I will provide more information on the Tonkin’s Model in next month’s issue.

How to cope with stress?

Stress is a vague term and can be difficult to define as everyone interprets it differently. The Health & Safety Executive define it as “the adverse reaction people have to excessive pressures or other types of demand Placed on them” Stress may be the result either from stressful events or from the perception of them. You may find that one day a particular task or event may be stressful, but another day it won’t be. It will vary dependent on how you feel and what other pressures are being exerted on you at the time.
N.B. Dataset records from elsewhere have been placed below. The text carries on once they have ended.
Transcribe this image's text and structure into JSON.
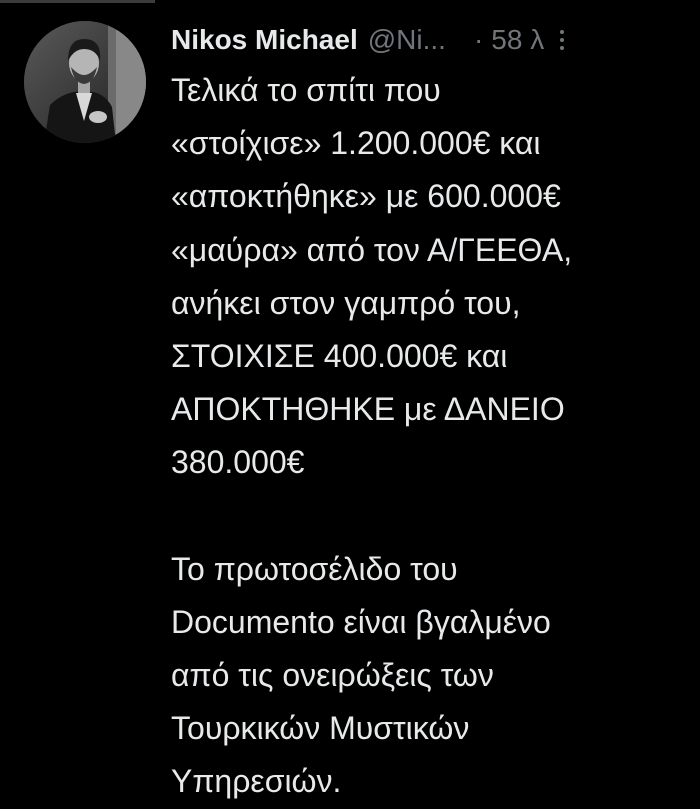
{
  "tweet": {
    "author": {
      "display_name": "Nikos Michael",
      "handle": "@Ni...",
      "avatar_icon": "profile-photo"
    },
    "separator": "·",
    "timestamp": "58 λ",
    "more_icon": "more-vertical-icon",
    "paragraph_1": [
      "Τελικά το σπίτι που",
      "«στοίχισε» 1.200.000€ και",
      "«αποκτήθηκε» με 600.000€",
      "«μαύρα» από τον Α/ΓΕΕΘΑ,",
      "ανήκει στον γαμπρό του,",
      "ΣΤΟΙΧΙΣΕ 400.000€ και",
      "ΑΠΟΚΤΗΘΗΚΕ με ΔΑΝΕΙΟ",
      "380.000€"
    ],
    "paragraph_2": [
      "Το πρωτοσέλιδο του",
      "Documento είναι βγαλμένο",
      "από τις ονειρώξεις των",
      "Τουρκικών Μυστικών",
      "Υπηρεσιών."
    ]
  },
  "colors": {
    "background": "#000000",
    "text_primary": "#e7e9ea",
    "text_secondary": "#71767b"
  }
}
Below are a few things you could try:

  • Begin and end the day with Prayer.
  • Don’t Over schedule.
  • Strive for realistic deadlines.
  • Never make promises you can’t keep.
  • Allow an extra half hour for everything you do.
  • Go to bed at nine o’clock twice a week.
  • Breathe deeply and often.
  • Move, walk, run, dance – find a sport you enjoy.
  • Stop trying to please everyone.
  • Stay away from negative people.
  • Nurture Friendships.
  • Set Achievable goals.
  • Create Boundaries.

Help! Sometimes I Find The Christian Journey Difficult.

Yes, the Christian journey can be a difficult experience. You can look at it from the perspective that ‘to serve Christ is a sacrifice’. Therefore, you will find that the spirit and the flesh are constantly battling. Paul says in Romans 7:19 ‘For the good that I would, I do not: but the evil which I would not, that I do.’

I remember once reading an article in which the writer stated that the christian journey is like a marathon, not a 100m sprint. It is a long lengthy process. You will not always get it right. There are times that you will make mistakes. You may fall, but the important thing is for you to continue going. Remember, we are not perfect. We are striving for perfection and this is the reason Jesus is important. We can go to Him with anything and He will make a way for us.

It is important for you to surround yourself with positive people in whom you trust, and can be open and honest. I undestand this can be a challenge, but test them. give them something sma;; and see how they handle it. After which, perhaps you may want to add a bit more until you feel completely comfortable. Remember, the Bible says ‘He is able to keep that which we have committed unto Him against that day’

So what we put in is what we will get out.